Reimagining Social Services: How looking in helped us look out.

How children's books, art, and collaboration helped us get unstuck.

In November 2020, we had the pleasure of working alongside front-line staff, coaches, caseworkers, teachers, and leaders from health and human service organizations across Detroit who are all part of Kresge’s NextGen Cohort. The goal of the project was to improve the intake experience for people accessing services. Today, the experience is often single-service oriented, siloed from one another, and catered towards an individual rather than considering the whole family unit. Many of the services also focus on moments of crisis, addressing what someone needs in that moment, instead of charting a plan to reach one’s goals, dreams and potential in the long-term.

As this work kicked off, a few things started to become clear to us. There is a wealth of knowledge out there about what sets up families for intergenerational mobility, such as ASPEN Ascend’s 2Gen approach, but putting this knowledge into practice comes up against all sorts of barriers. Navigating social services in the U.S. is a daunting and overwhelming experience for everyone involved in the service. Distrust is designed into the way the system operates; overwhelming the people it is supposed to help with endless paperwork to ‘prove’ their situation, for example. As for the organizations that provide these services, there are incentives that enforce ‘crisis-oriented’ solutions instead of more holistic, long-term, whole-family approaches.

Taking a 2Gen whole family approach is more than an exercise for ticking things off for every family members; it’s a mindset and a philosophy geared towards supporting families in their journey focused on generational upward mobility. This takes time.

While most of our journey was guided through the wisdom and understanding of the people we were co-designing with, there were a few ‘aha’ moments where we looked inwards to make inroads into a problem that felt very complex and nebulous to begin with.

Using children’s books to capture human journeys


First, we took a step back. If we close our eyes and imagine, what do we think of when we say 2Gen, or talk about generational mobility? If every organization was able to use a more holistic, whole family approach, then what would that look like in practice? How would it be different from what’s done today? Is it possible to remove all jargon and complexity to arrive at a simple, human story—a story and language we could all relate to?

We asked our partners to do a simple exercise: tell us about your favorite book when you were a kid.

What made the story memorable?
Who were the characters?
What was their journey of struggle and redemption?
What were the learnings and takeaways?

We then used that structure to try to describe what it would look like to take a whole family approach as if they were explaining it to a child. What had initially felt hard to put into words started to feel clear, sequential, and engaging. The exercise also helped us understand the arc of clients’ journeys and how unique it might be to each individual. What if people experiencing services had the power to create and direct their own narrative? What is the personal hero’s journey that individuals want to create?

This was a big moment of learning for us—there is something transformative when something is told as a story that people can really internalize, especially in a space where there are so many structural and systemic barriers. This laid the foundation for us to write a story of what the whole family approach feels like, and the impact it can have on a family or individual.

Using art and music to uncover the gradient of emotions


Doing this work during a global pandemic where we met and interacted with everyone on screen led to moments where discussions and insights felt overly intellectualized and disconnected from the real human experience of a family who is trying to move towards generational mobility in a country and system that is constantly pushing back.

The process of accessing services is not just a series of steps, it’s an emotional journey. From the start of the client’s journey with the caseworkers (where people experience invisible burden, internalized shame, endless defeat) to liberation and new awareness, a moment of feeling seen and then finally arriving at a moment of reconciliation and release. As we were mapping out the emotional states of the journey, we paused and asked ourselves: What are the shades of these feelings or emotions? How are they embodied? How are they different from person to person? We tasked ourselves to find artwork, music, dance performances, or any other medium that embodies for us the emotions we were discussing.

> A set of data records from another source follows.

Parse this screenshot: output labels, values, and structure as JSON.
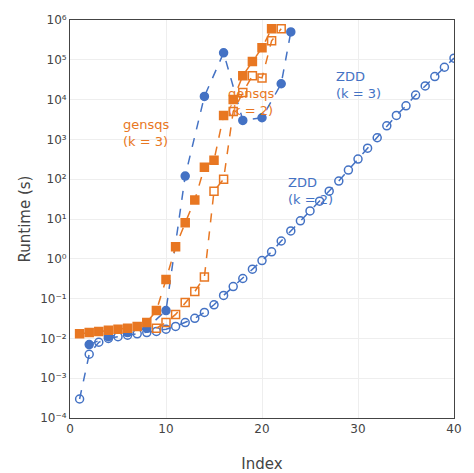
{
  "chart_data": {
    "type": "line",
    "xlabel": "Index",
    "ylabel": "Runtime (s)",
    "log": "y",
    "grid": true,
    "xlim": [
      0,
      40
    ],
    "xticks": [
      0,
      10,
      20,
      30,
      40
    ],
    "ylim": [
      0.0001,
      1000000.0
    ],
    "yticks": [
      {
        "value": 0.0001,
        "label": "10⁻⁴"
      },
      {
        "value": 0.001,
        "label": "10⁻³"
      },
      {
        "value": 0.01,
        "label": "10⁻²"
      },
      {
        "value": 0.1,
        "label": "10⁻¹"
      },
      {
        "value": 1,
        "label": "10⁰"
      },
      {
        "value": 10,
        "label": "10¹"
      },
      {
        "value": 100,
        "label": "10²"
      },
      {
        "value": 1000,
        "label": "10³"
      },
      {
        "value": 10000,
        "label": "10⁴"
      },
      {
        "value": 100000,
        "label": "10⁵"
      },
      {
        "value": 1000000,
        "label": "10⁶"
      }
    ],
    "series": [
      {
        "color": "#4472C4",
        "marker": "circle-open",
        "line_style": "dash",
        "x": [
          1,
          2,
          3,
          4,
          5,
          6,
          7,
          8,
          9,
          10,
          11,
          12,
          13,
          14,
          15,
          16,
          17,
          18,
          19,
          20,
          21,
          22,
          23,
          24,
          25,
          26,
          27,
          28,
          29,
          30,
          31,
          32,
          33,
          34,
          35,
          36,
          37,
          38,
          39,
          40
        ],
        "values": [
          0.0003,
          0.004,
          0.008,
          0.01,
          0.011,
          0.012,
          0.013,
          0.014,
          0.015,
          0.017,
          0.02,
          0.025,
          0.032,
          0.045,
          0.07,
          0.12,
          0.2,
          0.32,
          0.55,
          0.9,
          1.5,
          2.8,
          5.0,
          9.0,
          16,
          28,
          50,
          90,
          170,
          320,
          600,
          1100,
          2200,
          4000,
          7000,
          13000,
          22000,
          38000,
          65000,
          110000
        ]
      },
      {
        "color": "#4472C4",
        "marker": "circle",
        "line_style": "dash",
        "x": [
          2,
          4,
          6,
          8,
          10,
          12,
          14,
          16,
          18,
          20,
          22,
          23
        ],
        "values": [
          0.007,
          0.011,
          0.014,
          0.018,
          0.05,
          120.0,
          12000.0,
          150000.0,
          3000.0,
          3500.0,
          25000.0,
          500000.0
        ]
      },
      {
        "color": "#E87722",
        "marker": "square",
        "line_style": "dash",
        "x": [
          1,
          2,
          3,
          4,
          5,
          6,
          7,
          8,
          9,
          10,
          11,
          12,
          13,
          14,
          15,
          16,
          17,
          18,
          19,
          20,
          21
        ],
        "values": [
          0.013,
          0.014,
          0.015,
          0.016,
          0.017,
          0.018,
          0.02,
          0.025,
          0.05,
          0.3,
          2.0,
          8.0,
          30,
          200,
          300,
          4000,
          10000,
          40000.0,
          90000.0,
          200000.0,
          600000.0
        ]
      },
      {
        "color": "#E87722",
        "marker": "square-open",
        "line_style": "dash",
        "x": [
          9,
          10,
          11,
          12,
          13,
          14,
          15,
          16,
          17,
          18,
          19,
          20,
          21,
          22
        ],
        "values": [
          0.018,
          0.025,
          0.04,
          0.08,
          0.15,
          0.35,
          50,
          100,
          5000,
          15000.0,
          40000.0,
          35000.0,
          300000.0,
          600000.0
        ]
      }
    ],
    "annotations": [
      {
        "text": "gensqs\n(k = 3)",
        "x": 5.3,
        "y": 500.0,
        "color": "#E87722"
      },
      {
        "text": "gensqs\n(k = 2)",
        "x": 16.2,
        "y": 3000.0,
        "color": "#E87722"
      },
      {
        "text": "ZDD\n(k = 2)",
        "x": 22.5,
        "y": 18,
        "color": "#4472C4"
      },
      {
        "text": "ZDD\n(k = 3)",
        "x": 27.5,
        "y": 8000.0,
        "color": "#4472C4"
      }
    ]
  }
}
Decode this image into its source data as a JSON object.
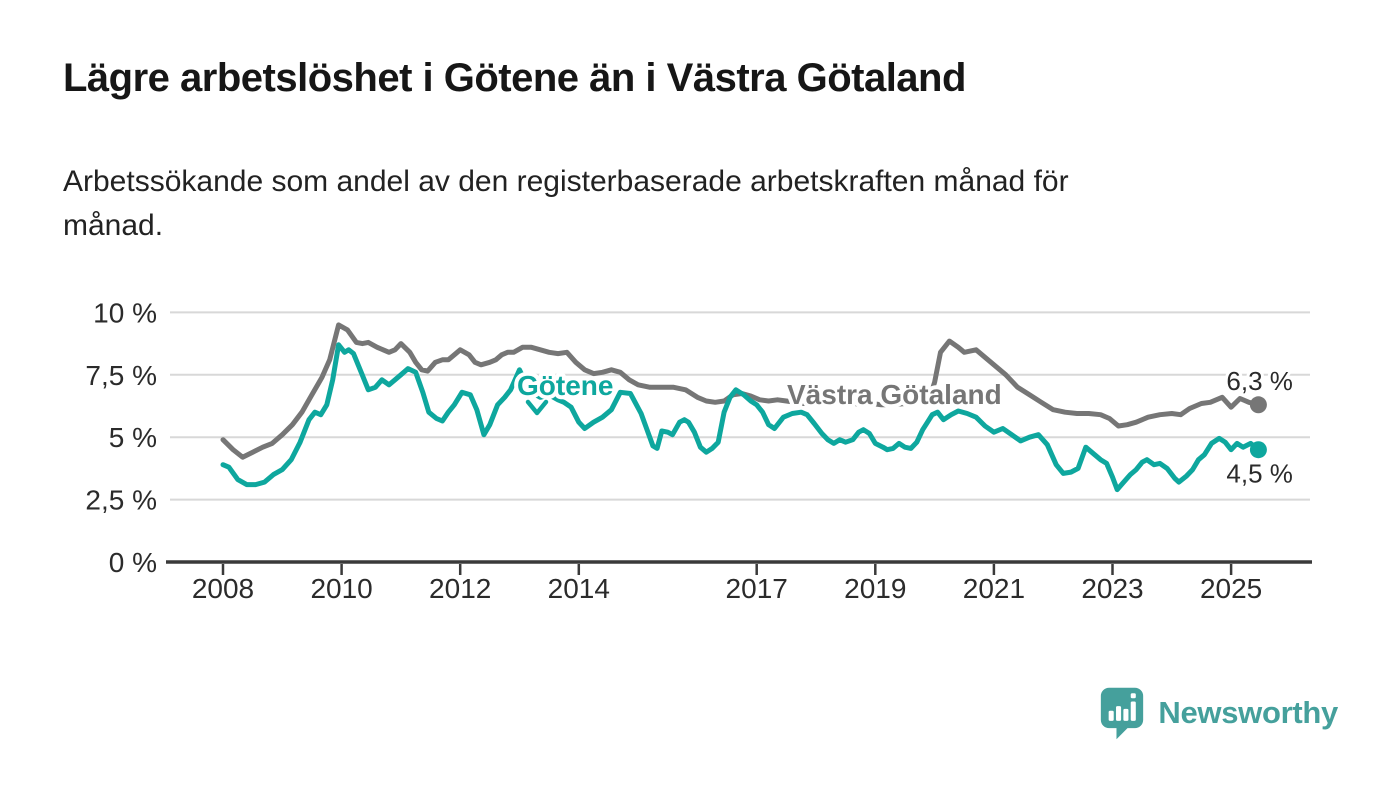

We wanted to acknowledge the emotional complexity of each and create the space for healing to happen. Having uncovered the emotions we hope families would arrive at through this journey, it was clear we needed more than an intake form. Rather we need a mindset change from everyone that is part of that family’s journey, to build relationships in which they are supported and every party involved is committed to healing.

What are the different tools/activities that can happen between client and caseworker that will help them arrive at the desired outcome?

We wanted to create a toolkit that would acknowledge the present moment people are in as well as a vision of the path families wanted to go down to arrive at their dreams—recognizing the people that surround and support them, and what will bring families joy.

The children's book exercise helped us communicate in writing what the toolkit is all about and how it can help/is based on clients’ own personal lived experience, connecting it to the human social services that they need today.

The Whole Family toolkit is a series of activities and prompts can be used between caseworkers and client sessions, within families, or even individually. It allows people to explore all the dimensions of themselves and the human with their personal lived experience. As the whole family approach is not just a philosophy, we hope to help facilitate the foundation of which families can understand, acknowledge, and move beyond their current situation to their future hopes and dreams.